Alex, thank you for your comment. I think that I understand your idea in principle. Looking into the gs sources (stream.h/.c) I see how I could create a reusable stream on top of my memory buffer. 

However, how would I pass this to gs over the interface defined in iapi.h?

Andreas
Comment 3 Ray Johnston 2010-10-30 19:20:12 UTC
Created attachment 6855 [details]
example_stdin.zip

The concept is to pass the data to Ghostscript using 'run_string_continue',
writing a ReusableStream file object (which is seekable), then use that
file object as the input to 'runpdfbegin'. The use 'dopdfpages' as before.

This runs for me using:

gswin32c -q - < example_stdin.dat

Your program would supply the 'prefix' up to and including the 'exec\n', then
pass the PDF file, then the 'EOD' string, followed by the /FILE exch def

FILE runpdfbegin
_ _ dopdfpages

Thus the PDF file never get written to disk.
Comment 4 Alex Cherepanov 2010-10-31 04:09:08 UTC
IMHO, the approach suggested in the comment #3 has no advantages over
sending the PDF file to stdin. In both cases PDF stream is copied to
PostScript VM.

First, I thought about creating a reusable file by hand following make_rss()
example. However, this won't work through current API. The API can be extended
to create PostScript string on top of foreign memory. The stream can be easily
constructed on top of an array of strings.

Alternatively, /ReusableStreamDecode filter can be extended to take a memory
mapping attribute, get a file descriptor from the file object, mmap the file
descriptor, and create a reusable stream on top of the mapped memory buffer.
Ideally, memory mapped files should not be flushed to disk but everything
depends on the 3rd parties here.
Comment 5 Ray Johnston 2010-10-31 18:44:12 UTC
I don't follow Alex's comment:

> IMHO, the approach suggested in the comment #3 has no advantages over
> sending the PDF file to stdin. In both cases PDF stream is copied to
> PostScript VM.

The submitter stated:

> I get the PDF data in-memory and don't want to buffer it in a
> temporary file if I can avoid it (I know that ghostscript will buffer it
> in a temporary file if I use stdin but that’s the better option for me
> anyway).

Sending the PDF file to stdin will trigger the logic in pdf_main.ps that
reads stdin to a tempfile:

	    dup (%stdin) (r) file eq {
	      % Copy PDF from stdin to temporary file then run it.

whereas the ResuableStreamDecode filter will not trigger this logic.
Comment 6 Andreas Hirth 2010-11-01 10:12:13 UTC
Ray,

thank you very much for your help. I changed my implementation regarding your suggestions and it worked from the start. 

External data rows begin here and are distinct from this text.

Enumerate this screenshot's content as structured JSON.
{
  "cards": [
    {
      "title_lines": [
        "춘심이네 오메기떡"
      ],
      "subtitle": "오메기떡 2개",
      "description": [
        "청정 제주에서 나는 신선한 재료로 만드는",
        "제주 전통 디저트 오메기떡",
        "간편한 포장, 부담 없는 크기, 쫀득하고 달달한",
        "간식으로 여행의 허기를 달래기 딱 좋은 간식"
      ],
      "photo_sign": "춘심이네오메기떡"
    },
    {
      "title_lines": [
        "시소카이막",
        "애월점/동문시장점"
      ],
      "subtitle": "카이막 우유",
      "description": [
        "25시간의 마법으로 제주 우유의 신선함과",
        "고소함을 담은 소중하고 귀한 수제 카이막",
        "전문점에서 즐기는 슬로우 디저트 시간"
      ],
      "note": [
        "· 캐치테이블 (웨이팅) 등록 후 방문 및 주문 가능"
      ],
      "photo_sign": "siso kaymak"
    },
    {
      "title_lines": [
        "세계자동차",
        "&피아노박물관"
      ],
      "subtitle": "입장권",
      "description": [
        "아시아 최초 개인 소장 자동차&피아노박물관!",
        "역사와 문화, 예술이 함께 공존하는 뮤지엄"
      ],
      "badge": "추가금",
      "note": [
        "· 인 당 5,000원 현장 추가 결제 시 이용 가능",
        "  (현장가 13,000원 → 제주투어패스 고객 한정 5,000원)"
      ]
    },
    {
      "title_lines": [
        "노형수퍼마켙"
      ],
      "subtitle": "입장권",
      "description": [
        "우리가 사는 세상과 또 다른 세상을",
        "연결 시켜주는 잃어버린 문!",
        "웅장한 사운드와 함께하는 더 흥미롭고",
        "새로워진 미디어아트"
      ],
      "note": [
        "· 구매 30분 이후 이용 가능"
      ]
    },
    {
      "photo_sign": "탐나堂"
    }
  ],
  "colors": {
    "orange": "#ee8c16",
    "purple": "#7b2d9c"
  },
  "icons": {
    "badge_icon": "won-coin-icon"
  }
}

This solution is nearly perfect for me. The only disadvantage left is that I end up with having the PDF data in memory twice (1. my buffer, 2. the gs buffer). But I fear there is no easy way of getting a reusable stream object that makes gs calling via callback functions into my code when reading?

Thanks!

Andreas
Comment 7 Ray Johnston 2011-06-05 20:48:47 UTC
This is mostly a duplicate of bug 226943, but for customer 532 I have a
%ram% IODevice that allows files to be created as 'foreign' using C calls
on a block by block basis and used as input for ANY PDL that performs the
IODevice access (as with sfopen, sfread, ... defined in base/strmio.h) or
by the PS 'file' operator which parses the %___% IODevice prefix.

As long as the stream returned to the PS interpreter from the "file"
is "seekable" (returns 'true' from s_can_seek) then the PDF interpreter will
not create a ResuableStreamDecode filter.

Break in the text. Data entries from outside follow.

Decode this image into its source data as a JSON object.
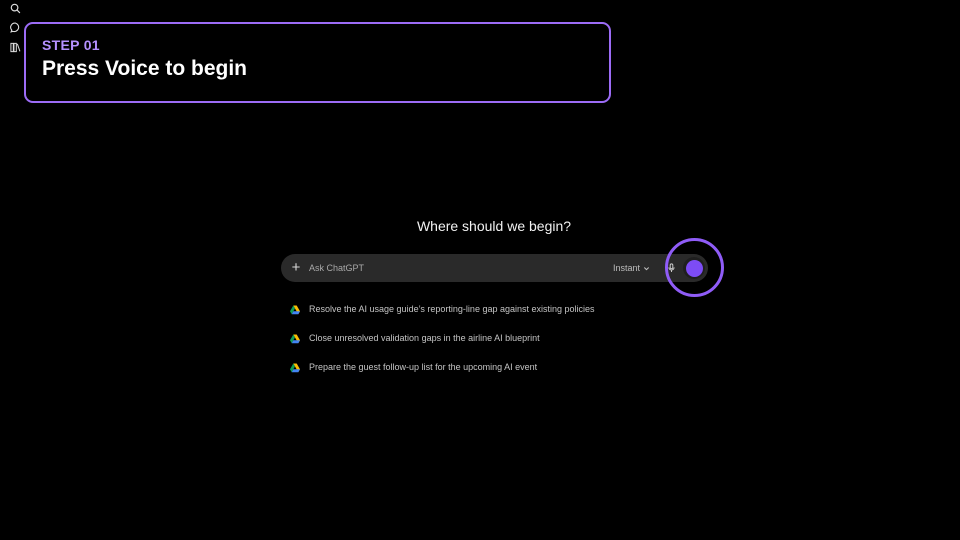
{
  "sidebar": {
    "icons": [
      "search-icon",
      "chat-bubble-icon",
      "library-icon"
    ]
  },
  "callout": {
    "step": "STEP 01",
    "title": "Press Voice to begin",
    "accent": "#9c6cf6"
  },
  "main": {
    "heading": "Where should we begin?",
    "composer": {
      "placeholder": "Ask ChatGPT",
      "mode_label": "Instant",
      "voice_color": "#7d4cf5"
    },
    "suggestions": [
      {
        "icon": "google-drive-icon",
        "label": "Resolve the AI usage guide’s reporting-line gap against existing policies"
      },
      {
        "icon": "google-drive-icon",
        "label": "Close unresolved validation gaps in the airline AI blueprint"
      },
      {
        "icon": "google-drive-icon",
        "label": "Prepare the guest follow-up list for the upcoming AI event"
      }
    ]
  }
}
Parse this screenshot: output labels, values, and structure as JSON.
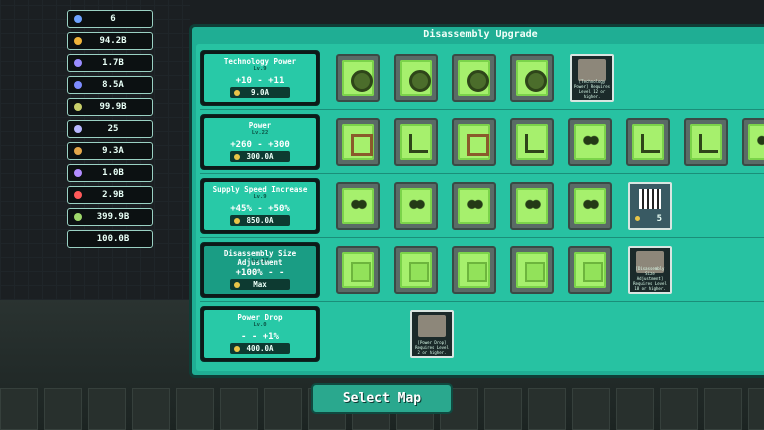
{
  "resources": [
    {
      "value": "6",
      "color": "#6fa3ff",
      "icon": "eye-icon"
    },
    {
      "value": "94.2B",
      "color": "#f0b33a",
      "icon": "coin-icon"
    },
    {
      "value": "1.7B",
      "color": "#9a8cff",
      "icon": "crystal-icon"
    },
    {
      "value": "8.5A",
      "color": "#7d8cff",
      "icon": "gem-icon"
    },
    {
      "value": "99.9B",
      "color": "#c8cf6a",
      "icon": "ore-icon"
    },
    {
      "value": "25",
      "color": "#b8b8ff",
      "icon": "shard-icon"
    },
    {
      "value": "9.3A",
      "color": "#e4a64a",
      "icon": "ingot-icon"
    },
    {
      "value": "1.0B",
      "color": "#b28cff",
      "icon": "orb-icon"
    },
    {
      "value": "2.9B",
      "color": "#ff5a5a",
      "icon": "ruby-icon"
    },
    {
      "value": "399.9B",
      "color": "#9fd86b",
      "icon": "leaf-icon"
    },
    {
      "value": "100.0B",
      "color": "#000000",
      "icon": ""
    }
  ],
  "panel": {
    "title": "Disassembly Upgrade"
  },
  "rows": [
    {
      "name": "Technology Power",
      "level": "Lv.9",
      "range": "+10  -  +11",
      "cost": "9.0A",
      "maxed": false,
      "slots": [
        "gear",
        "gear",
        "gear",
        "gear"
      ],
      "locked": {
        "text": "[Technology Power] Requires Level 12 or higher."
      }
    },
    {
      "name": "Power",
      "level": "Lv.22",
      "range": "+260  -  +300",
      "cost": "300.0A",
      "maxed": false,
      "slots": [
        "frame",
        "arrow",
        "frame",
        "arrow",
        "dots",
        "arrow",
        "arrow",
        "dots"
      ]
    },
    {
      "name": "Supply Speed Increase",
      "level": "Lv.9",
      "range": "+45%  -  +50%",
      "cost": "850.0A",
      "maxed": false,
      "slots": [
        "dots",
        "dots",
        "dots",
        "dots",
        "dots"
      ],
      "counter": {
        "value": "5"
      }
    },
    {
      "name": "Disassembly Size Adjustment",
      "level": "Lv.17",
      "range": "+100%  -   -",
      "cost": "Max",
      "maxed": true,
      "slots": [
        "square",
        "square",
        "square",
        "square",
        "square"
      ],
      "locked": {
        "text": "[Disassembly Size Adjustment] Requires Level 18 or higher."
      }
    },
    {
      "name": "Power Drop",
      "level": "Lv.0",
      "range": " -  -  +1%",
      "cost": "400.0A",
      "maxed": false,
      "slots": [],
      "locked": {
        "text": "[Power Drop] Requires Level 2 or higher."
      }
    }
  ],
  "button": {
    "label": "Select Map"
  }
}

This approach is better than the %memory% device I provided as a quick
and dirty for a customer that required that the data be contiguous.
Comment 8 Ray Johnston 2011-08-30 16:15:05 UTC
Making this enhancement as the customer is satisfied.
Comment 9 Ray Johnston 2019-12-28 16:56:27 UTC
We've discussed this, and since this customer is happy, and we have a %ram%
device, the extra method of having C callbacks providing a stream was not
reviewed favorably.

Closing as WORKSFORME as it works reasonably.